I work in customer support. Most of my profession is made up of overseas workers, and they do their jobs as well or better than me. In fact, Polish and Ukrainian devs would be overqualified for what I do.
My comment isn't denigrating IT professionals in foreign countries. It's stating that hiring capable, but less credentialed workers is not a losing strategy by default. The parent comment I replied to seemed to assume that replacing domestic employees with foreign employees was the fast track to business ruin. I happen to disagree with that.
It is smart because they buy up "not so great" businesses and squeeze money out of them.
Where the founder could die on the hill fighting for bright future and burn cash.
While as I read their buying tactics and employee dumping tactics it is despicable. But in life there is also place for scavengers that play important role ... because maybe company they bought would die in even worse way then what they do.
There is a lot of less critical IT work that can be sweatshopped in India and other Asian countries.
In fact considering the huge labour shortage and increasing population decline/aging of G20 countries I see it as inevitable.
my friend (chinese-american) has a iOS app company that contracts Chinese devs. he has a small team in the US that does gfx design, sw management and marketing. all the coding is done in china by 5-8 devs on contract who knows some english. since he knows Chinese and has Chinese speaking managers they can make it work. he calls it software development arbitrage and he expects it accelerate in the next decade. they are alot of smart and capable sw devs in 3rd world countries that are willing to code for $5-10/hour
I don't understand. What American software engineer who's capable of passing their hiring process would ever agree to work for them? Is it just that they're deceiving people who then get locked in? Are these talented engineers not Googling the company?
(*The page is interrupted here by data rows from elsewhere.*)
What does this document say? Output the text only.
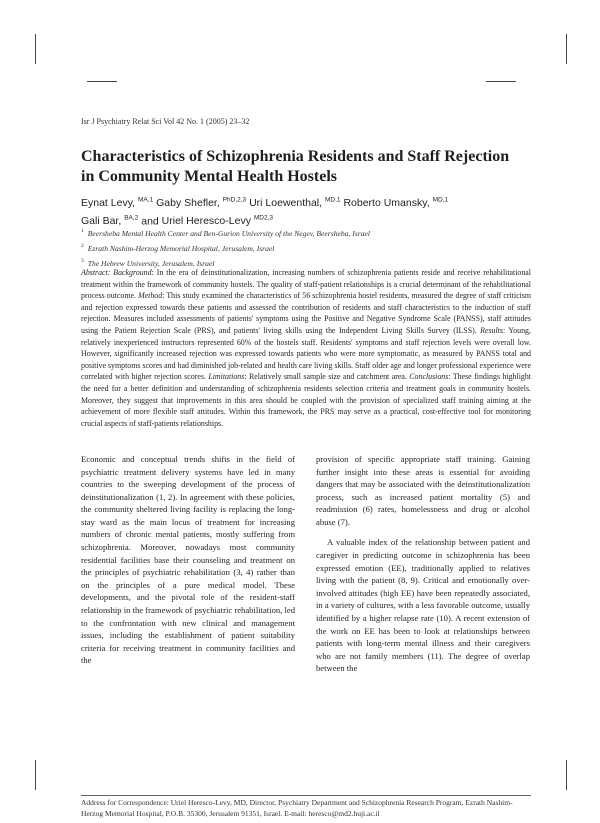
Isr J Psychiatry Relat Sci Vol 42 No. 1 (2005) 23–32
Characteristics of Schizophrenia Residents and Staff Rejection in Community Mental Health Hostels
Eynat Levy, $^{MA,1}$ Gaby Shefler, $^{PhD,2,3}$ Uri Loewenthal, $^{MD,1}$ Roberto Umansky, $^{MD,1}$
Gali Bar, $^{BA,2}$ and Uriel Heresco-Levy $^{MD2,3}$
$^1$ Beersheba Mental Health Center and Ben-Gurion University of the Negev, Beersheba, Israel
$^2$ Ezrath Nashim-Herzog Memorial Hospital, Jerusalem, Israel
$^3$ The Hebrew University, Jerusalem, Israel
Abstract: Background: In the era of deinstitutionalization, increasing numbers of schizophrenia patients reside and receive rehabilitational treatment within the framework of community hostels. The quality of staff-patient relationships is a crucial determinant of the rehabilitational process outcome. Method: This study examined the characteristics of 56 schizophrenia hostel residents, measured the degree of staff criticism and rejection expressed towards these patients and assessed the contribution of residents and staff characteristics to the induction of staff rejection. Measures included assessments of patients' symptoms using the Positive and Negative Syndrome Scale (PANSS), staff attitudes using the Patient Rejection Scale (PRS), and patients' living skills using the Independent Living Skills Survey (ILSS). Results: Young, relatively inexperienced instructors represented 60% of the hostels staff. Residents' symptoms and staff rejection levels were overall low. However, significantly increased rejection was expressed towards patients who were more symptomatic, as measured by PANSS total and positive symptoms scores and had diminished job-related and health care living skills. Staff older age and longer professional experience were correlated with higher rejection scores. Limitations: Relatively small sample size and catchment area. Conclusions: These findings highlight the need for a better definition and understanding of schizophrenia residents selection criteria and treatment goals in community hostels. Moreover, they suggest that improvements in this area should be coupled with the provision of specialized staff training aiming at the achievement of more flexible staff attitudes. Within this framework, the PRS may serve as a practical, cost-effective tool for monitoring crucial aspects of staff-patients relationships.

Economic and conceptual trends shifts in the field of psychiatric treatment delivery systems have led in many countries to the sweeping development of the process of deinstitutionalization (1, 2). In agreement with these policies, the community sheltered living facility is replacing the long-stay ward as the main locus of treatment for increasing numbers of chronic mental patients, mostly suffering from schizophrenia. Moreover, nowadays most community residential facilities base their counseling and treatment on the principles of psychiatric rehabilitation (3, 4) rather than on the principles of a pure medical model. These developments, and the pivotal role of the resident-staff relationship in the framework of psychiatric rehabilitation, led to the confrontation with new clinical and management issues, including the establishment of patient suitability criteria for receiving treatment in community facilities and the

provision of specific appropriate staff training. Gaining further insight into these areas is essential for avoiding dangers that may be associated with the deinstitutionalization process, such as increased patient mortality (5) and readmission (6) rates, homelessness and drug or alcohol abuse (7).

A valuable index of the relationship between patient and caregiver in predicting outcome in schizophrenia has been expressed emotion (EE), traditionally applied to relatives living with the patient (8, 9). Critical and emotionally over-involved attitudes (high EE) have been repeatedly associated, in a variety of cultures, with a less favorable outcome, usually identified by a higher relapse rate (10). A recent extension of the work on EE has been to look at relationships between patients with long-term mental illness and their caregivers who are not family members (11). The degree of overlap between the

Address for Correspondence: Uriel Heresco-Levy, MD, Director, Psychiatry Department and Schizophrenia Research Program, Ezrath Nashim-Herzog Memorial Hospital, P.O.B. 35300, Jerusalem 91351, Israel. E-mail: heresco@md2.huji.ac.il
I can see how this could be sustainable in India or Poland or Ukraine, but it says 17% of their workforce is located in the US. In this job market, how?
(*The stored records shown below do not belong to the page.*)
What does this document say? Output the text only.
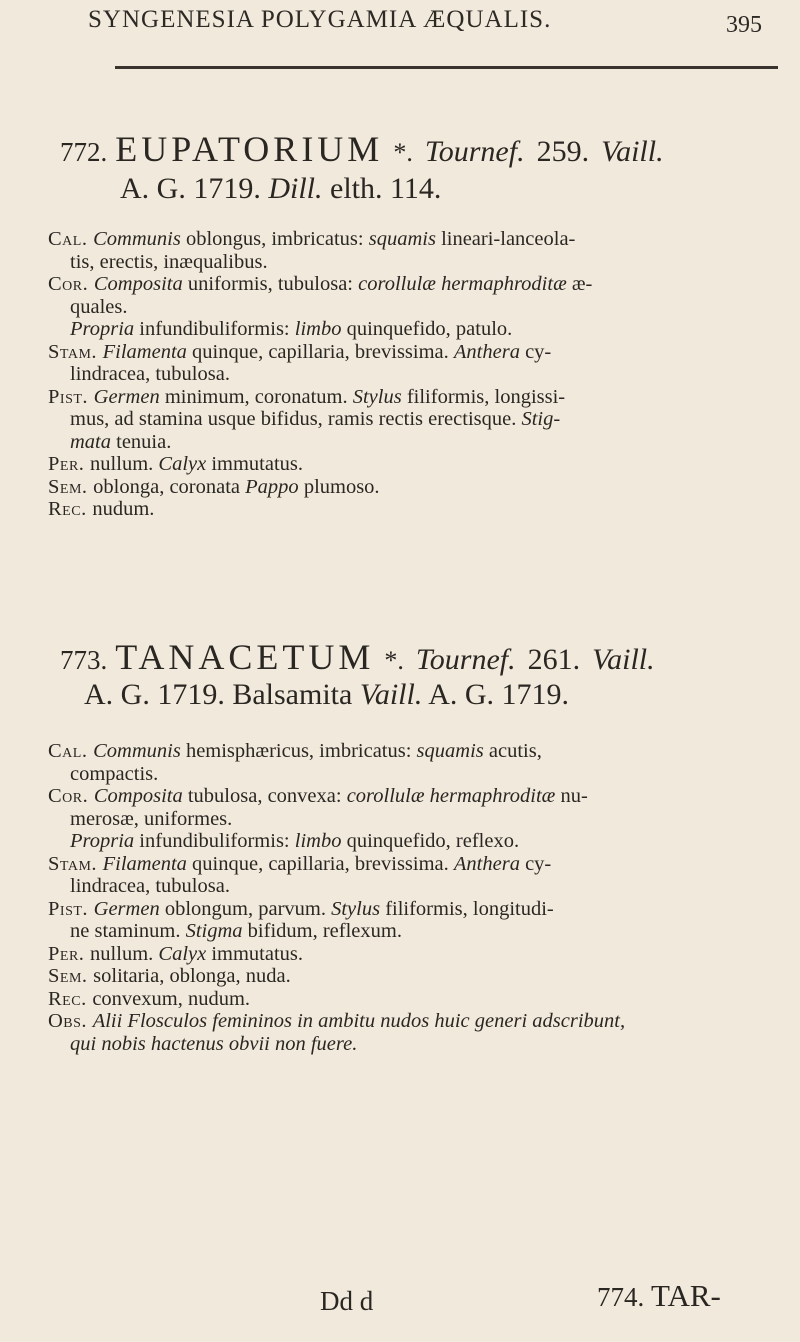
SYNGENESIA POLYGAMIA ÆQUALIS.	395
772. EUPATORIUM *. Tournef. 259. Vaill.
A. G. 1719. Dill. elth. 114.
Cal. Communis oblongus, imbricatus: squamis lineari-lanceola-
tis, erectis, inæqualibus.
Cor. Composita uniformis, tubulosa: corollulæ hermaphroditæ æ-
quales.
Propria infundibuliformis: limbo quinquefido, patulo.
Stam. Filamenta quinque, capillaria, brevissima. Anthera cy-
lindracea, tubulosa.
Pist. Germen minimum, coronatum. Stylus filiformis, longissi-
mus, ad stamina usque bifidus, ramis rectis erectisque. Stig-
mata tenuia.
Per. nullum. Calyx immutatus.
Sem. oblonga, coronata Pappo plumoso.
Rec. nudum.
773. TANACETUM *. Tournef. 261. Vaill.
A. G. 1719. Balsamita Vaill. A. G. 1719.
Cal. Communis hemisphæricus, imbricatus: squamis acutis,
compactis.
Cor. Composita tubulosa, convexa: corollulæ hermaphroditæ nu-
merosæ, uniformes.
Propria infundibuliformis: limbo quinquefido, reflexo.
Stam. Filamenta quinque, capillaria, brevissima. Anthera cy-
lindracea, tubulosa.
Pist. Germen oblongum, parvum. Stylus filiformis, longitudi-
ne staminum. Stigma bifidum, reflexum.
Per. nullum. Calyx immutatus.
Sem. solitaria, oblonga, nuda.
Rec. convexum, nudum.
Obs. Alii Flosculos femininos in ambitu nudos huic generi adscribunt,
qui nobis hactenus obvii non fuere.
Dd d	774. TAR-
I'm not sure about engineers outside US. I have noticed their never-ending job ads in local market, e.g. senior software engineer position for rate that rather lower mid-level devs get here.
Maybe pre-pandemic this was appealing for those who wanted remote position, but now there are plenty of other remote friendly opportunities.
I wonder how he makes money? If the said companies are in trouble or in bancrupcy doesn't that mean that their software doesn't present much interest to potential customers?
>> Hearing rates for sr software engineers in Ukraine - a popular place to hire good talent for "good value" - have gone from about $5,000/month (€50K/year) to $8,000/month (€80K/year) in one year. Taxes are 5-10% in Ukraine.
Tell that to the people that make the visa processes so complicated (I have first hand experience). It takes a lot of work and money, You can't travel easily (have to get stamps abroad at risk of loosing job if you get in administrative review), with some of the visas for the most talented people (O1) you have to exit the country immediately if you loose your job, why would you ever want to go over all that again unless you have ties in US (which often you didnt have time to make with 1-3 years visas). Also the tech scene is already popping out outside of US but as it is not english-first it is harder to observe from the US. Immigration policies for talented workers have gone from hard to repulsive and even if it gets reversed now (there isn't a lot to do, and the impact on the economy could be huge) it will take at least a decade to undo the damage... And this is not just the repeated attacks from the previous administration, this started way before.
That's what I get from it as well. Ignore all externalities, rip and tear until you have extracted everything you can. Apparently good for making some money, and pretty bad for humans.
Yeah from description sounds like Oracle just with smaller companies.
They probably juice vendor locked SMBs quite hard on all fronts. Then as they go over what companies can pay for they shut down that venture of theirs and distribute profits over the network to not pay taxes but CEOs, board members get their pay day.